Nine-Figure Trump Fine Partly Rooted in Fraud at FiDi Tower
Two weeks from today, on Monday, March 25, former President Donald Trump will have to post a bond of $454 million dollars stemming from the recent verdict in a civil suit brought by the State Attorney General (AG), which found that he had fraudulently inflated the values of various real estate properties in order to obtain more favorable terms from lenders.
The February 16 verdict by State Supreme Court Judge Arthur Engoron hinged in part on Mr. Trump’s proprietorship of a Lower Manhattan building, the historic skyscraper at 40 Wall Street. The judge’s decision contained a detailed analysis of the former president’s stewardship over the 1930 landmark, which Mr. Trump gained control of in 1995.
The decision focuses primarily on the “statements of financial condition” (SFCs) that Mr. Trump submitted to lenders (among them Capital One Bank, Ladder Capital, and Deutsche Bank’s Private Wealth Management Division) when seeking loans that were collateralized by 40 Wall Street.
Judge Engoron’s decision quotes Michiel McCarty, an investment banker specializing in real estate who was called as an expert witness by the AG, noting that Mr. McCarty “testified reliably and convincingly that defendants profited by paying lower interest rates on loans from Deutsche Bank’s Private Wealth Management Division, based on fraudulent SFCs, than the interest rates they would have paid under non-recourse loans simultaneously offered to them. He further testified that defendants profited by paying a lower interest rate on the 40 Wall Street Ladder Capital loan, based on a fraudulent SFC, than the interest rate on a non-recourse loan, and compared the terms of the then-existing Capital One non-recourse loan that 40 Wall Street was subject to before refinancing with Ladder Capital.” (“Non-recourse” refers to a loan secured exclusively by a single asset, which lenders consider riskier—and for which they charge higher interest—than loans that allow them in the event of default to pursue any assets a borrower may have.)
The judge cites numerous misstatements in the SFCs related to 40 Wall Street, including a claim that the property was generating an annual net operating income of $26.2 million, when in fact it was operating at an annual loss of between $7.3 and $20.9 million. He also cites Mr. Trump’s financial team double-counting $1.4 million in anticipated income from a retail lease to upscale grocer Dean & Deluca for a store that never opened. Judge Engoron further notes that Mr. Trump told a Forbes reporter in 2022 that 40 Wall Street “was 72 stories tall, when in fact, it is only 63, resulting in an overvaluation of $50 million. The article also reported that Donald Trump told Forbes that 40 Wall Street had a net operating income of $64 million in 2015, when in fact, the building ran a deficit of more than $8.7 million for the 12-month period ending on March 31, 2015.” In the aggregate, the judge’s decision finds that while Mr.
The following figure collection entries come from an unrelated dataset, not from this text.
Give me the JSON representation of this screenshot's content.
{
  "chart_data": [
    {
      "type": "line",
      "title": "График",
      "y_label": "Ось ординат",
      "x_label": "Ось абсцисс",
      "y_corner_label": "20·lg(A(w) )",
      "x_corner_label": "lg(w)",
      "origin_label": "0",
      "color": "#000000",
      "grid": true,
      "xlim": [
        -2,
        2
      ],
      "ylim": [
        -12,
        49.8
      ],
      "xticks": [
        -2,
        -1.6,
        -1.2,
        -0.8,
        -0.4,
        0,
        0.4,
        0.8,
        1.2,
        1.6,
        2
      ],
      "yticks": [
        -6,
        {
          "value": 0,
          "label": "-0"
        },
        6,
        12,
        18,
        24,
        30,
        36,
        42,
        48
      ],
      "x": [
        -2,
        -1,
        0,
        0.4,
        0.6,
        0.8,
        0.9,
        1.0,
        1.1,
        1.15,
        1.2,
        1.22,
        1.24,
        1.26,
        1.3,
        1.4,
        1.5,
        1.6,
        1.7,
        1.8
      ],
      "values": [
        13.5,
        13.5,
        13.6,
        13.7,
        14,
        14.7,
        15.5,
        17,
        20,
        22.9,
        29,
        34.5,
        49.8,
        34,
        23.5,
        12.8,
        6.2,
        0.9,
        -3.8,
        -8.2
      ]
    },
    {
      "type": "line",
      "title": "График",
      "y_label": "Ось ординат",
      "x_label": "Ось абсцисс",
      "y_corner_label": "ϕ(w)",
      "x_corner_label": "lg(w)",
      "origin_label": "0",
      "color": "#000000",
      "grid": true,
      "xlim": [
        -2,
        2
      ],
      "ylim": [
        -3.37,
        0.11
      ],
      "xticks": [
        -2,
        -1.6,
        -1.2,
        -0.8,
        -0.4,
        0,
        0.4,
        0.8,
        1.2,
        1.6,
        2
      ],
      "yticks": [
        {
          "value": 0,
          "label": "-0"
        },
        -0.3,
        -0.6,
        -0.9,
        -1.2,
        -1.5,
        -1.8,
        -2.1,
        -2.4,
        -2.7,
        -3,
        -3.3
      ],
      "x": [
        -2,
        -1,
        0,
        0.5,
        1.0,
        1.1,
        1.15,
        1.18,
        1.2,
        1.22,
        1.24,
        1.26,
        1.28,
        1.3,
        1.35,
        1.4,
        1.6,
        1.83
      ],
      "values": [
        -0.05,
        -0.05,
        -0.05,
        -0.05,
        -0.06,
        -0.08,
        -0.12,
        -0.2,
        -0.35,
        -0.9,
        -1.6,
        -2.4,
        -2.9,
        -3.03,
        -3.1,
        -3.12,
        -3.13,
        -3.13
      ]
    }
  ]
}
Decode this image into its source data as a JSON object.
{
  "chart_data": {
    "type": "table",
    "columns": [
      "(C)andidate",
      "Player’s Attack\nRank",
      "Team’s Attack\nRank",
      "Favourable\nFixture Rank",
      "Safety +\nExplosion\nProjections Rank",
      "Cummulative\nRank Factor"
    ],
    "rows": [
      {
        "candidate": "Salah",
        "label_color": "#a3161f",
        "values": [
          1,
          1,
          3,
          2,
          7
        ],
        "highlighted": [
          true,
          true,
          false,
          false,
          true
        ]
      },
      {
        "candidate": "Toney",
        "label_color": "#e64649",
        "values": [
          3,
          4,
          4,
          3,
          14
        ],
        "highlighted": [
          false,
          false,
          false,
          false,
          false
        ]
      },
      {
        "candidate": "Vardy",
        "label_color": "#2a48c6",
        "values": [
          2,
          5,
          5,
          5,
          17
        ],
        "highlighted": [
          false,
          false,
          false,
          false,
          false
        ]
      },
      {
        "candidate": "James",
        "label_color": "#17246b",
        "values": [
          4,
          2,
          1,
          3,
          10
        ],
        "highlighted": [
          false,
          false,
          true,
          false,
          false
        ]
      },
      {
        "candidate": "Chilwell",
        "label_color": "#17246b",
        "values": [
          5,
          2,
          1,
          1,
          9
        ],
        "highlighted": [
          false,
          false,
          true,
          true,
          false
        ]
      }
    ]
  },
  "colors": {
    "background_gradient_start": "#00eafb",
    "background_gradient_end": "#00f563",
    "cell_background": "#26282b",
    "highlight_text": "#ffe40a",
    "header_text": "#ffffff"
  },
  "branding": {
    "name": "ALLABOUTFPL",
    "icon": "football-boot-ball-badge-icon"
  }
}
Trump’s team had privately valued 40 Wall Street at $540 million, they told lenders it was worth $735 million.
On the basis of these assurances, Mr. Trump was able to borrow money at lower rates of interest than otherwise would have been possible. For the loans on 40 Wall Street, Mr. McCarty calculated that the factual misstatements contained in the SFCs resulted in depriving lenders of $24,265,291 in the years 2015 through 2022 in additional interest charges they otherwise would have been entitled to.
The building at 40 Wall Street is one of ten that the AG’s civil suit focused on. The aggregate fraud at all of these properties resulted in the February verdict and judgement that Mr. Trump must pay a total penalty of $454 million.
Today is the deadline for the AG to file arguments opposing Mr. Trump’s request to have this amount reduced or its collection paused while he appeals the trial verdict. This deadline comes on the heels of a February 28 ruling, by an intermediate appellate court, which refused to stop collection of the full verdict and declined Mr. Trump’s compromise offer of a $100-million deposit, triggering the next (and likely final) appeal to the State’s highest court.
A request for comment submitted to Mr. Trump’s legal team was not answered.